Researchers at Stanford have developed a method of using retinoic acid to treat dilated cardiomyopathy (DCM). DCM, a heart disease characterized by enlargement of the left ventricle and reduced systolic function, is the leading cause of heart failure and most common indication for heart transplant. Recently, efforts have been made to identify the genetic causes of DCM. Mutations in RBM20 (a regulator of heart-specific splicing of genes for muscle function) are associated with early onset of DCM, end stage heart failure and increased incidence of sudden death. Currently, despite the genetic understanding, therapeutic strategies to treat DCM only manage the symptoms.
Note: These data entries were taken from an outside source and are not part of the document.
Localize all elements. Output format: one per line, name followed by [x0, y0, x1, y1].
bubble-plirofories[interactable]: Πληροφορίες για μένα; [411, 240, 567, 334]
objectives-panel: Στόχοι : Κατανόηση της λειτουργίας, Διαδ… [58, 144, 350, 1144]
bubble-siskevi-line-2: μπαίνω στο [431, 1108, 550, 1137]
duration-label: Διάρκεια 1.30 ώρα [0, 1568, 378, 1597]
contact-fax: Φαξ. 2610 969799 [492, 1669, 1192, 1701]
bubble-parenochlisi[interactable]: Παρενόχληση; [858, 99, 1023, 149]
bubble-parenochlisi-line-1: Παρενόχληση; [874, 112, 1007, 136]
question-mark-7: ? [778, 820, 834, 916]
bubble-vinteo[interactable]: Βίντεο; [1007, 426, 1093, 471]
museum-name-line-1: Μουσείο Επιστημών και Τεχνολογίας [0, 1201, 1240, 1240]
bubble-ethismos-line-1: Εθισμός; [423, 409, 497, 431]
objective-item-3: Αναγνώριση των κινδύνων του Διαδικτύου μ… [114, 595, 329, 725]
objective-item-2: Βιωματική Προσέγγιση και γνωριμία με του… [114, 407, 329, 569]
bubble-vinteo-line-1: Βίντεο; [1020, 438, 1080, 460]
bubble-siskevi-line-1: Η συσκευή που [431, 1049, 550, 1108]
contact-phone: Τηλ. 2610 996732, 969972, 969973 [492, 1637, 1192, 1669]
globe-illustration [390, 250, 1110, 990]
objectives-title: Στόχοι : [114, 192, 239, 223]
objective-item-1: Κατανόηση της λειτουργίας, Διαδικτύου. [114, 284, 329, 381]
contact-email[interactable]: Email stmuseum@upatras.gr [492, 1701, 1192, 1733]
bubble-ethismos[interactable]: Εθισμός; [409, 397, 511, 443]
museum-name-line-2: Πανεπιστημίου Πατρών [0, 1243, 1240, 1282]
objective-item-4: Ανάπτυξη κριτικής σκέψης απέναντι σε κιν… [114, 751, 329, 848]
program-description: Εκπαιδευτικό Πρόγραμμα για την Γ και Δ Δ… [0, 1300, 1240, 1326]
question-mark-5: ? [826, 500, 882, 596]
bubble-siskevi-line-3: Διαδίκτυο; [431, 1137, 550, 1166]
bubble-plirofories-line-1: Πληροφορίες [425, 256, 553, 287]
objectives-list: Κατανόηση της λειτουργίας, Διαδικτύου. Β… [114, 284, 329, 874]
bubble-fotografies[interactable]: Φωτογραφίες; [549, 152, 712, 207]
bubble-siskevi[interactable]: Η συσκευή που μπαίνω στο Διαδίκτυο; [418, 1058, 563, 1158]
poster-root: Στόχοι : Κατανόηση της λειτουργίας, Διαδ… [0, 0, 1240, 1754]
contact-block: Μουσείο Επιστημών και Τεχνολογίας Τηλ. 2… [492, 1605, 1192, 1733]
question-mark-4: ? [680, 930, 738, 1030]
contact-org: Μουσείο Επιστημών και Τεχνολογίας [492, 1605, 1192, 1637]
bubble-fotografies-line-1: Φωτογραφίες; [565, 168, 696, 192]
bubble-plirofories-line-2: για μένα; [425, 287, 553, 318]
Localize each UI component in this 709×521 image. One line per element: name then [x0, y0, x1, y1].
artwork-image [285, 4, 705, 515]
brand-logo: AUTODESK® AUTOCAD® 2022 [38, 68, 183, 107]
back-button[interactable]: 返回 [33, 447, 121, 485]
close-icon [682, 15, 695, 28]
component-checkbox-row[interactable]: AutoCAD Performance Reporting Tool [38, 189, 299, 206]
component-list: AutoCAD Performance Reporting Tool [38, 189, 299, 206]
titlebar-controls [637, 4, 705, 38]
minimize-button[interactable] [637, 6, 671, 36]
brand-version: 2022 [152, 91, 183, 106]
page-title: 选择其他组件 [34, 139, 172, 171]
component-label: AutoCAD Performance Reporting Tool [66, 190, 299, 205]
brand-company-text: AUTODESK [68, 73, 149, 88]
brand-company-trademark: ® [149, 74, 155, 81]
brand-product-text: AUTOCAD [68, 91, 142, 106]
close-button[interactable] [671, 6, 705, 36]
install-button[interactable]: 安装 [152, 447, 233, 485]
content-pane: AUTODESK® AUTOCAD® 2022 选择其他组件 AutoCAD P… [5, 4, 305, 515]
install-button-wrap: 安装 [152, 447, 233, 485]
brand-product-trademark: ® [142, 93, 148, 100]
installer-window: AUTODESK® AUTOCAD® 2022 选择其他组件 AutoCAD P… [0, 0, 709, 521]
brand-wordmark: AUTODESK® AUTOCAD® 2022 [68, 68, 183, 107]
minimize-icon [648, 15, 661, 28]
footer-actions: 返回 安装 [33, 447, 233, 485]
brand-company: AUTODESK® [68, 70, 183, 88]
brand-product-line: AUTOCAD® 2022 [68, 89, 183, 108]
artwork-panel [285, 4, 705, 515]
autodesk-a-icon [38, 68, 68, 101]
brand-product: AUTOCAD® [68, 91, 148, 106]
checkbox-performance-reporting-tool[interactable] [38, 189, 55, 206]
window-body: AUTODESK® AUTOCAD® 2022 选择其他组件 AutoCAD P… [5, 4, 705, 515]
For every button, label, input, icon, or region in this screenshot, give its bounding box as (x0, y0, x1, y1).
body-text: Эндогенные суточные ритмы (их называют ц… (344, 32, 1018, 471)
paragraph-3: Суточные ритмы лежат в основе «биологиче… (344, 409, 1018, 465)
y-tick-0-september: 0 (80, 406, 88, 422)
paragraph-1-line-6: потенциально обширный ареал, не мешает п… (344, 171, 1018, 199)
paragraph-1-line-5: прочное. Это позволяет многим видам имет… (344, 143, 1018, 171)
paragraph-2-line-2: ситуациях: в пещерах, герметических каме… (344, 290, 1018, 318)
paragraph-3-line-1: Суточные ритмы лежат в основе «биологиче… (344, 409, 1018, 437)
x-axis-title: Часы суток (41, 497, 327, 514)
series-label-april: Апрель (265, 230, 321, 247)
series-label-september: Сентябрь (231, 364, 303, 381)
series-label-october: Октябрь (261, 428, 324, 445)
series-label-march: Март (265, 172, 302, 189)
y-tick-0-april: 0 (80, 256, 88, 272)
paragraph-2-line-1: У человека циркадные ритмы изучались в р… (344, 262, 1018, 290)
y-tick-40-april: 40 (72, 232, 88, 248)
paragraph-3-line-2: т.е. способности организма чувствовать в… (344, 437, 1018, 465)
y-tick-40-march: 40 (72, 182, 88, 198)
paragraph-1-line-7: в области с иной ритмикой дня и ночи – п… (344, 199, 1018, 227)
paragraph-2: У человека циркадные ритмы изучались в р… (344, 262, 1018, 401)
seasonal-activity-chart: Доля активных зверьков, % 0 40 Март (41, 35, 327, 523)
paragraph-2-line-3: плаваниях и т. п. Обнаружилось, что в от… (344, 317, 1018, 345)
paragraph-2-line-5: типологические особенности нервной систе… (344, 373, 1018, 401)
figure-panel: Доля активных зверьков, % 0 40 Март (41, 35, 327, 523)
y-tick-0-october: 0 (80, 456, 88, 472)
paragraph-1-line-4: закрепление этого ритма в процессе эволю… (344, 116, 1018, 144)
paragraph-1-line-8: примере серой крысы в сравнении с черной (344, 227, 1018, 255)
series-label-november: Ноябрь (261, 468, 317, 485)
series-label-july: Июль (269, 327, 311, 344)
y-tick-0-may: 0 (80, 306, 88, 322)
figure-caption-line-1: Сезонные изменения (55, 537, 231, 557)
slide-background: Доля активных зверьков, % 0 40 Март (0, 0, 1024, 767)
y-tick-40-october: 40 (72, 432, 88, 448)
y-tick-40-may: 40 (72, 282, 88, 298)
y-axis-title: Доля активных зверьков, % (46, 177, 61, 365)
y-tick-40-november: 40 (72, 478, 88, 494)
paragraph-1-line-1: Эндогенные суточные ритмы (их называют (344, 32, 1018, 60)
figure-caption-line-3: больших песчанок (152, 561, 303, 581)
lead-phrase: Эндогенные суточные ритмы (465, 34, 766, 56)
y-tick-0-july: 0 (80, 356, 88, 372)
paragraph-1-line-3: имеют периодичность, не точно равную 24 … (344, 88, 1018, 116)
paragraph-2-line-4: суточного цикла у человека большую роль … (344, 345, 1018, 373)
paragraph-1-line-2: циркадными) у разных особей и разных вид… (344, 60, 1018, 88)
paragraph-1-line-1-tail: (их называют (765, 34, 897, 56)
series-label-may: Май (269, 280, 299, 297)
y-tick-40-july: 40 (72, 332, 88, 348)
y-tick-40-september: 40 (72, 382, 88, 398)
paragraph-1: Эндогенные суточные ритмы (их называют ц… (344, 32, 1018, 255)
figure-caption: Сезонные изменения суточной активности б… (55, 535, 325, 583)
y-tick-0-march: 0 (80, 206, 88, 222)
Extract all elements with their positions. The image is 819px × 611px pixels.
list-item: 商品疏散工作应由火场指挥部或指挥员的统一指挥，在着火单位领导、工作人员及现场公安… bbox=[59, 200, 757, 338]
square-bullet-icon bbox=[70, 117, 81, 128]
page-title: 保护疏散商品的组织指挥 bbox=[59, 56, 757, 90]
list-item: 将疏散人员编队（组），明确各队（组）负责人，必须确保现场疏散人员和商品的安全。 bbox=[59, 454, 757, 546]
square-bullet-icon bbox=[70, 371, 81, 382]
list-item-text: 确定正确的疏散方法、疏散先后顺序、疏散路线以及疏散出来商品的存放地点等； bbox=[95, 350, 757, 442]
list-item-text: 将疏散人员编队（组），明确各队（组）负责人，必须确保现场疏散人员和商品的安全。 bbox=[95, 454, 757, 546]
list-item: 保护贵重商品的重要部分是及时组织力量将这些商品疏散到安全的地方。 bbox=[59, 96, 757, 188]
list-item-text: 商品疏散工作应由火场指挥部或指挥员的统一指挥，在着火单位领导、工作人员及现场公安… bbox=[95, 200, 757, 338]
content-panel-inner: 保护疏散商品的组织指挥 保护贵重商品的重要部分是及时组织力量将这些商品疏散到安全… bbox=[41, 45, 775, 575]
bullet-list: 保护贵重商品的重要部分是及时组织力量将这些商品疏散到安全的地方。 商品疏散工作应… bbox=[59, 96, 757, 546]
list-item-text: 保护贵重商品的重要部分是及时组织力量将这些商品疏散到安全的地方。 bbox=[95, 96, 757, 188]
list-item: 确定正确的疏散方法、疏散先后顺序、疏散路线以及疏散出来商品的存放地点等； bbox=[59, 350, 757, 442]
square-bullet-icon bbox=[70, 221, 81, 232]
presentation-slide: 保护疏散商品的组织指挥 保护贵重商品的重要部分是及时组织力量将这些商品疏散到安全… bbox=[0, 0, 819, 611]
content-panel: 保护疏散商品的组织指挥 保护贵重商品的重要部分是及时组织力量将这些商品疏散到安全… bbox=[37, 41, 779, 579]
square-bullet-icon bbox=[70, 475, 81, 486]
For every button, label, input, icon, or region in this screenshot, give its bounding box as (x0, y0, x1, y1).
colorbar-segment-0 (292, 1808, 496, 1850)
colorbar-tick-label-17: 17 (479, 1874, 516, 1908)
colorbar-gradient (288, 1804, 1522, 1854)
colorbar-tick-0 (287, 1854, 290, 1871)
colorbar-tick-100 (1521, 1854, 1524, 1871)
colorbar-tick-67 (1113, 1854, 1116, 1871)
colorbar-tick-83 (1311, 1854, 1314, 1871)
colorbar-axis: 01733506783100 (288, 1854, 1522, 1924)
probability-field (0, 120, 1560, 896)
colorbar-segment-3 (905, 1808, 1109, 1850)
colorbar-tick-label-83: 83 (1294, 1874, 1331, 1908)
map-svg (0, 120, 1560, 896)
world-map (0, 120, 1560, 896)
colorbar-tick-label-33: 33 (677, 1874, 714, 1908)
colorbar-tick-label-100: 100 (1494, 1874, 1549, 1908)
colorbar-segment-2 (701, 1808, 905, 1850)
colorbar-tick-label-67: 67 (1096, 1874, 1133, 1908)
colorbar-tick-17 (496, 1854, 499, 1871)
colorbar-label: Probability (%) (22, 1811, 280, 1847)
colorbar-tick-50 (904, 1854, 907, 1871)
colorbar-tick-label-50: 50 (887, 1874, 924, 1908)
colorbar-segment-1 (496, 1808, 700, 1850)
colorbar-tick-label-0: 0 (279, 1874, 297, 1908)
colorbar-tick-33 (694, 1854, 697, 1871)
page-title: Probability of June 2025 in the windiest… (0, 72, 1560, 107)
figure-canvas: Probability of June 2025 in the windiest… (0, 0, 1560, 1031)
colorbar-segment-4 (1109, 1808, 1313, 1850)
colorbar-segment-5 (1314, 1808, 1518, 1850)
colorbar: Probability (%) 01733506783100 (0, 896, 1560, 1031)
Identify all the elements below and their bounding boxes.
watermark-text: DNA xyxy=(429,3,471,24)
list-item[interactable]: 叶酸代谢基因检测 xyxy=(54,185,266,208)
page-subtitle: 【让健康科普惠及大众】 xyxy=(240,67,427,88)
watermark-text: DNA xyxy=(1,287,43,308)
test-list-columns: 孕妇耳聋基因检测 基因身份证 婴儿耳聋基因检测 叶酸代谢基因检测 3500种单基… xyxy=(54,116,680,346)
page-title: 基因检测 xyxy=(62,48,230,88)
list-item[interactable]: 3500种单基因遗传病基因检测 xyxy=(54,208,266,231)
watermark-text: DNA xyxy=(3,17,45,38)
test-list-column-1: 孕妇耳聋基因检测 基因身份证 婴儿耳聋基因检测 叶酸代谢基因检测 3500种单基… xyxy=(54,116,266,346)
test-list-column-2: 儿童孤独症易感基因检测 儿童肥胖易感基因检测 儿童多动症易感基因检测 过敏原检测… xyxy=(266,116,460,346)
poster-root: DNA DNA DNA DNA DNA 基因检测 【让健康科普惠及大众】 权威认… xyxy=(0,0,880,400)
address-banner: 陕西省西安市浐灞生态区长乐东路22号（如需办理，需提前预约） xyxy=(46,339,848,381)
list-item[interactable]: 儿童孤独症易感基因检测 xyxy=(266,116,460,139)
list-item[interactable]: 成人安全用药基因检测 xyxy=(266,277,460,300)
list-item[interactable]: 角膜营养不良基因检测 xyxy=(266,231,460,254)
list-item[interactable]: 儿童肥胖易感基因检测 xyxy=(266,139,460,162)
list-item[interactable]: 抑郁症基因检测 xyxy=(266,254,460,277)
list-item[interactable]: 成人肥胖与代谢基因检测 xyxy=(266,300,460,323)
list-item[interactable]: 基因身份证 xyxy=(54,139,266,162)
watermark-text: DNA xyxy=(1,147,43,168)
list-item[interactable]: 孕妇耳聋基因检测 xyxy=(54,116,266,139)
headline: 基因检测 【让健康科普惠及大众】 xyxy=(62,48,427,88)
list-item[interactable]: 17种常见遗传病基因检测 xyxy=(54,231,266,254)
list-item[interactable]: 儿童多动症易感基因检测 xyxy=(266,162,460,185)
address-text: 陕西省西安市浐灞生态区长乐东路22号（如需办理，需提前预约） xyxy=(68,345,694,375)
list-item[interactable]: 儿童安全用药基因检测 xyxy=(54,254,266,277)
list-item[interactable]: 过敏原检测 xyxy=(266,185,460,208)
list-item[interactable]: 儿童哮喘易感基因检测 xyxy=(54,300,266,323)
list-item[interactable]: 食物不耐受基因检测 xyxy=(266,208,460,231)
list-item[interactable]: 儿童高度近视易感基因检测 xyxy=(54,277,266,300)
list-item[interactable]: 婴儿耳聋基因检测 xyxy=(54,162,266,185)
Thus, there is a need for better methods to treat DCM. To help meet this need the inventors have taken advantage of the understanding of the genetic causes of DCM to develop a method to treat RBM20-dependent DCM. RBM20 mutations reduce the functional level of RBM20 leading to DCM. Here, the inventors provide a method of using retinoic acid to increase the RBM20 levels. This leads to reversion of the splicing defect and mitigates the cellular phenotypes of DCM. This technology offers a new therapeutic strategy to treat DCM and has the potential to improve the care of patients with RBM20-dependent DCM.

Stage of research
Using iPSC-derived cardiomyocytes, the inventors have shown that upregulation of RBM20 by retinoic acid corrects the splicing defects and ameliorates the clinically relevant phenotypes.